The report goes on to note that metro areas such as Austin became pandemic-era “boomtowns” as new residents poured in from more expensive coastal cities. But such places are now “doing an about-face as rates rise.”
While the once-surging West and Sunbelt have seen their markets cool, the Midwest and Northeast are now rising. Though the report describes the overall U.S. market as “faltering,” it notes that Hartford, Connecticut, is “holding up best.”
“In Hartford, the housing market isn’t necessarily hot — pending sales dropped 16 percent year over year in February and new listings also dropped by double digits — but other metrics show that there’s still competition for homes,” the report states. “Among the homes that are selling, more are going under contract within two weeks than a year earlier and the median price per square foot is up 8 percent.”
Other metro areas that are holding up well include Milwaukee, followed by New Haven and Bridgeport, both in Connecticut, and Albany and Rochester, both in upstate New York. The report notes that “homes in all those places are relatively affordable” and that they aren’t tech hubs so instability in that industry hasn’t hit them as hard.

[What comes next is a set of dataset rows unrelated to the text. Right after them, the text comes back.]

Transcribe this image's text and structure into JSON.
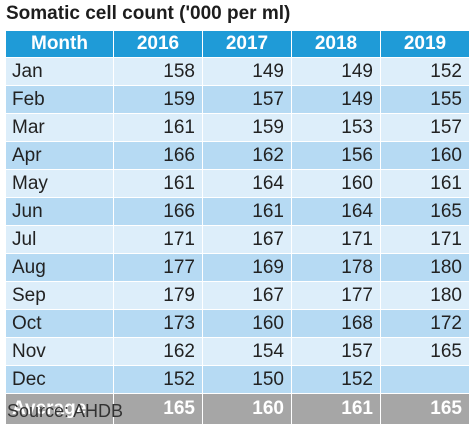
{
  "chart_data": {
    "type": "table",
    "title": "Somatic cell count ('000 per ml)",
    "columns": [
      "Month",
      "2016",
      "2017",
      "2018",
      "2019"
    ],
    "rows": [
      {
        "month": "Jan",
        "values": [
          "158",
          "149",
          "149",
          "152"
        ]
      },
      {
        "month": "Feb",
        "values": [
          "159",
          "157",
          "149",
          "155"
        ]
      },
      {
        "month": "Mar",
        "values": [
          "161",
          "159",
          "153",
          "157"
        ]
      },
      {
        "month": "Apr",
        "values": [
          "166",
          "162",
          "156",
          "160"
        ]
      },
      {
        "month": "May",
        "values": [
          "161",
          "164",
          "160",
          "161"
        ]
      },
      {
        "month": "Jun",
        "values": [
          "166",
          "161",
          "164",
          "165"
        ]
      },
      {
        "month": "Jul",
        "values": [
          "171",
          "167",
          "171",
          "171"
        ]
      },
      {
        "month": "Aug",
        "values": [
          "177",
          "169",
          "178",
          "180"
        ]
      },
      {
        "month": "Sep",
        "values": [
          "179",
          "167",
          "177",
          "180"
        ]
      },
      {
        "month": "Oct",
        "values": [
          "173",
          "160",
          "168",
          "172"
        ]
      },
      {
        "month": "Nov",
        "values": [
          "162",
          "154",
          "157",
          "165"
        ]
      },
      {
        "month": "Dec",
        "values": [
          "152",
          "150",
          "152",
          ""
        ]
      }
    ],
    "average": {
      "label": "Average",
      "values": [
        "165",
        "160",
        "161",
        "165"
      ]
    },
    "source": "Source: AHDB"
  },
  "colors": {
    "header_bg": "#1f9bd7",
    "row_light": "#ddeefa",
    "row_dark": "#b6daf3",
    "average_bg": "#a6a6a6"
  }
}
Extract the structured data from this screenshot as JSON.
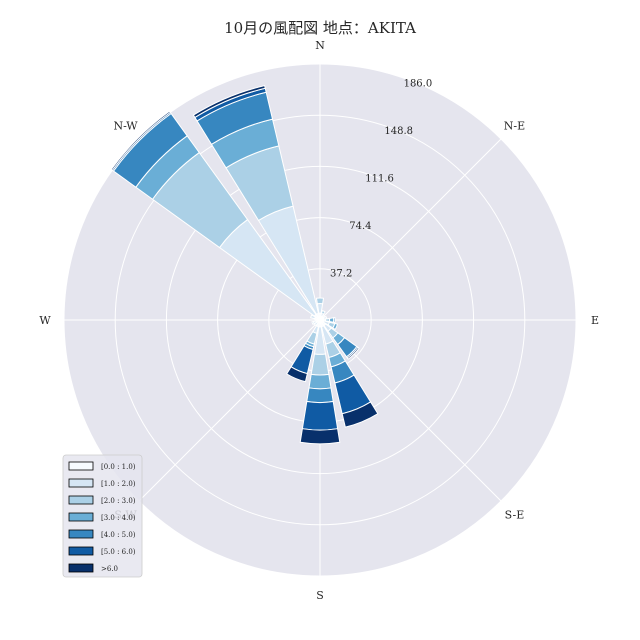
{
  "chart_data": {
    "type": "windrose",
    "title": "10月の風配図 地点：AKITA",
    "directions": [
      "E",
      "N-E",
      "N",
      "N-W",
      "W",
      "S-W",
      "S",
      "S-E"
    ],
    "rings": [
      "37.2",
      "74.4",
      "111.6",
      "148.8",
      "186.0"
    ],
    "rmax": 186.0,
    "legend": {
      "labels": [
        "[0.0 : 1.0)",
        "[1.0 : 2.0)",
        "[2.0 : 3.0)",
        "[3.0 : 4.0)",
        "[4.0 : 5.0)",
        "[5.0 : 6.0)",
        ">6.0"
      ],
      "placement": "lower-left"
    },
    "colors": [
      "#f7fbff",
      "#d6e6f4",
      "#abd0e6",
      "#6aaed6",
      "#3787c0",
      "#105ba4",
      "#08306b"
    ],
    "sectors": [
      {
        "deg": 90.0,
        "cum": [
          5,
          12,
          16,
          16,
          16,
          16,
          16
        ]
      },
      {
        "deg": 67.5,
        "cum": [
          3,
          5,
          7,
          7,
          7,
          7,
          7
        ]
      },
      {
        "deg": 45.0,
        "cum": [
          3,
          4,
          4,
          4,
          4,
          4,
          4
        ]
      },
      {
        "deg": 22.5,
        "cum": [
          3,
          5,
          5,
          5,
          5,
          5,
          5
        ]
      },
      {
        "deg": 0.0,
        "cum": [
          3,
          4,
          7,
          10,
          11,
          11,
          11
        ]
      },
      {
        "deg": 337.5,
        "cum": [
          3,
          7,
          11,
          13,
          13,
          13,
          13
        ]
      },
      {
        "deg": 315.0,
        "cum": [
          5,
          10,
          16,
          22,
          33,
          34,
          35
        ]
      },
      {
        "deg": 292.5,
        "cum": [
          5,
          18,
          28,
          35,
          47,
          70,
          80
        ]
      },
      {
        "deg": 270.0,
        "cum": [
          5,
          25,
          40,
          50,
          60,
          80,
          90
        ]
      },
      {
        "deg": 247.5,
        "cum": [
          5,
          10,
          18,
          20,
          22,
          40,
          46
        ]
      },
      {
        "deg": 225.0,
        "cum": [
          2,
          5,
          5,
          5,
          5,
          5,
          5
        ]
      },
      {
        "deg": 202.5,
        "cum": [
          3,
          5,
          6,
          6,
          6,
          6,
          6
        ]
      },
      {
        "deg": 180.0,
        "cum": [
          2,
          3,
          3,
          3,
          3,
          3,
          3
        ]
      },
      {
        "deg": 157.5,
        "cum": [
          4,
          7,
          7,
          7,
          7,
          7,
          7
        ]
      },
      {
        "deg": 135.0,
        "cum": [
          5,
          90,
          150,
          165,
          185,
          186,
          187
        ]
      },
      {
        "deg": 112.5,
        "cum": [
          5,
          85,
          130,
          150,
          170,
          173,
          175
        ]
      }
    ]
  }
}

The report ultimately paints a radically different picture of the housing market compared to what was happening earlier in the pandemic. In early 2021, for instance, Inman inaugurated its “hottest neighborhood” series by highlighting Bouldin Creek, near downtown Austin, Texas. The decision to focus on the area was prompted by a relentless wave of relocations to the Texas capital.
The rise of hubs like Austin, as well as places like Stockton and Sacramento that are adjacent to bigger cities, was part of what some observers called the “Great Reshuffling.” The trend involved workers quitting pricey markets and taking up residence in either entirely new cities, or in regions that were simply further removed central from business districts.
Redfin’s new report, however, suggests that the Great Reshuffling may have finally drawn to a close.